Now I get a chance to write an article I’ve been meaning to about something I’ve run into while working with vSphere 4.1. Initially I’ve called it a “bug”” (may have said on twitter I guess), now I’m starting to think “it serves me right” in a way. It is about what happens when you want to change the vSphere Service Console IP, of a host that is already in a cluster. Here’s the history:
- 3 Hosts configured in a cluster.

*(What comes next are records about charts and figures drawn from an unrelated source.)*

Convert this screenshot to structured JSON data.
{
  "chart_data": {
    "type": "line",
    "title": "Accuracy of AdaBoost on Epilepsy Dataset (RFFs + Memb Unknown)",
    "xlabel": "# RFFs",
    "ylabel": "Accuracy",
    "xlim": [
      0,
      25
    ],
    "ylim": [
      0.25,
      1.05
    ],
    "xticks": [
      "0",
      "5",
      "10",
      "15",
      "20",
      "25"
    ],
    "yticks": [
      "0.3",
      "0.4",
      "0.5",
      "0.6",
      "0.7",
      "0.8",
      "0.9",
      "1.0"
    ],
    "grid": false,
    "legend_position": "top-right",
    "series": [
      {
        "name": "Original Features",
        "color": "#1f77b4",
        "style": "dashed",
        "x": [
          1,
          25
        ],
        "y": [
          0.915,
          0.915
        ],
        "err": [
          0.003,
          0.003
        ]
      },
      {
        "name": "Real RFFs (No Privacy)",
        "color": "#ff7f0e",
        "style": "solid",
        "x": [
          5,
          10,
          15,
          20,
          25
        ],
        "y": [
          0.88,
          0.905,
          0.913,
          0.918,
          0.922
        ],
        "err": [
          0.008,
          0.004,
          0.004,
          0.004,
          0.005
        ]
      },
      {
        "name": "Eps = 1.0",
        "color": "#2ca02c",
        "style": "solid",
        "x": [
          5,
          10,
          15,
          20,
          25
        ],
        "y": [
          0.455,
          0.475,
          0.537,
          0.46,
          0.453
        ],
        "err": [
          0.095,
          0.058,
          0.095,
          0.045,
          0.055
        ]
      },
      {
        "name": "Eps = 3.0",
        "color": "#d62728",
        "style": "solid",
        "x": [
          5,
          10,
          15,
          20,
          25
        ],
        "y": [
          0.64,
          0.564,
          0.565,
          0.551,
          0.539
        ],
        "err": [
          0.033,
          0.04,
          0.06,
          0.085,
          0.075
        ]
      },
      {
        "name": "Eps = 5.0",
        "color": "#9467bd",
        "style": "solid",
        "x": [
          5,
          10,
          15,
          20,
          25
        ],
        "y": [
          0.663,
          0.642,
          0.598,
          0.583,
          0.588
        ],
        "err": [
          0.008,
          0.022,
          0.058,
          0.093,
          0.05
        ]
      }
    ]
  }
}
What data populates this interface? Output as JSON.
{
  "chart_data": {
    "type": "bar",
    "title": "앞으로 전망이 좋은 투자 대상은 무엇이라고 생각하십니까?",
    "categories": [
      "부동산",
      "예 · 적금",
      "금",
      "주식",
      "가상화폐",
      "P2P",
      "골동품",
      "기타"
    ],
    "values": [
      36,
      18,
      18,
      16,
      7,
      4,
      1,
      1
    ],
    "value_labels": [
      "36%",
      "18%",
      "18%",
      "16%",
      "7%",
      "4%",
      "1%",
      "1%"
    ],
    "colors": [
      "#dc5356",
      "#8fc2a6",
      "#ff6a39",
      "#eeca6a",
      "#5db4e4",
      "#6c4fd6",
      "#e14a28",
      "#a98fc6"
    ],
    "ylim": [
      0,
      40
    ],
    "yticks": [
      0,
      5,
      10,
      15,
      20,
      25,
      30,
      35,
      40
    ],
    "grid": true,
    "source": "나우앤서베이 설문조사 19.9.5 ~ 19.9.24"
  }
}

After some weeks it was decided that we had to change the IP’s and vLAN , to make room for some other vLANs that needed room to grow.
- No problem, get the new IP’s, talk to the network guys to trunk the ports on the physical hosts and reconfigure switches to make sure that traffic can talk to our vCenter Server.
- Google for how to change the Service Console IP….5 minutes later Google for how to change also the vLAN ID of the Service Console. So for changing the IP and vLAN these are 2 good places to start.
- Place host in maintenance mode (while still in cluster – we chose to not remove it or delete the cluster since we had resource pools configured)
- Make all the change (IP, gateway, hosts file)
- Test settings (ping, nslookup)
- Now once all hosts are reconfigured properly we update each host hosts file with the updated IP/hostname entries for the other nodes in a cluster.
- Obviously when I took each host out of maintenance mode our clusters would not work, to be expected.
- Now…let’s reconfigure vSphere Cluster since it was not a proper cluster anymore. Reconfigure cluster finishes “Successfully”(task took longer than we expected it to), everything seems great.
Fast forward a few days later, I do a routine configuration check of the systems and our cluster starts to throw “HA agent misconfigured errors”. I discover although I updated the hosts file on vSphere, the OLD ip addresses were still there. I mean there was a mix of the old settings and new settings. I start asking my colleagues if anyone made any changes, but no one had done anything. After some troubleshooting (which included a file level search for files where that IP may be listed on the vSphere host) I concluded this:
“When you try to reconfigure the IP address of a host that is in a cluster, and then you Reconfigure the cluster for HA, somewhere (maybe vCenter DB) information about the IP’s of the hosts is stored, as they were joined to the Cluster initially! Therefore any cluster reconfiguration of hosts with new IP’s will get a mix of old IP and new IP in the /etc/hosts file and possibly Reconfigure for HA Errors”
To fix this, obviously we disabled HA, disbanded the cluster and recreated it back again.
The right way to change vSphere Service Console IP
In light of these issues these are the steps to properly change the IP address of a host:
- If host is in a cluster, remove it from the cluster.
- Put host in maintenance mode.
- Disconnect from vCenter
- Login to physical (or remote KVM) console and change IP settings. Change the gateway by editing /etc/sysconfig/network so that the GATEWAY line is pointing to your new gateway. Change the IP using these commands.
esxcfg-vswif -i <new IP > -n <new Mask> vswif0 esxcfg-vswitch vSwitch0 -p <port group Name> -v <VLAN ID> esxcfg-vswif -s vswif0 esxcfg-vswif -e vswif0
5. Ping your reconfigured host to see all is working properly.
6.Rejoin host to the cluster, reconfigure for HA (let HA reconfigure your hosts file instead of manual changing it). Enjoy not having to worry about cluster issues 🙂
A colleague of mine also wrote this “interactive script” that prompts you for required information for changing all these settings, I’m a bit LSI (Linux Shell Impaired).
#!/bin/sh echo "New IP :" read new_ip echo "New Mask:" read new_mask echo "New Gw:" read new_gw echo "New vlan:" read new_vlan sed -i "s/`cat /etc/sysconfig/network |grep GATEWAY=|cut -d = -f 2`/$new_gw/g" /etc/sysconfig/network esxcfg-vswif -i $new_ip -n $new_mask vswif0 esxcfg-vswitch vSwitch0 -p "Service Console" -v $new_vlan esxcfg-vswif -s vswif0 esxcfg-vswif -e vswif0
I hope you enjoyed the read, and remember:
If you need to change the IP of a host in a cluster….remove it from the cluster first, saves yourself some time and braincells. Comments and critique are welcome, as usual.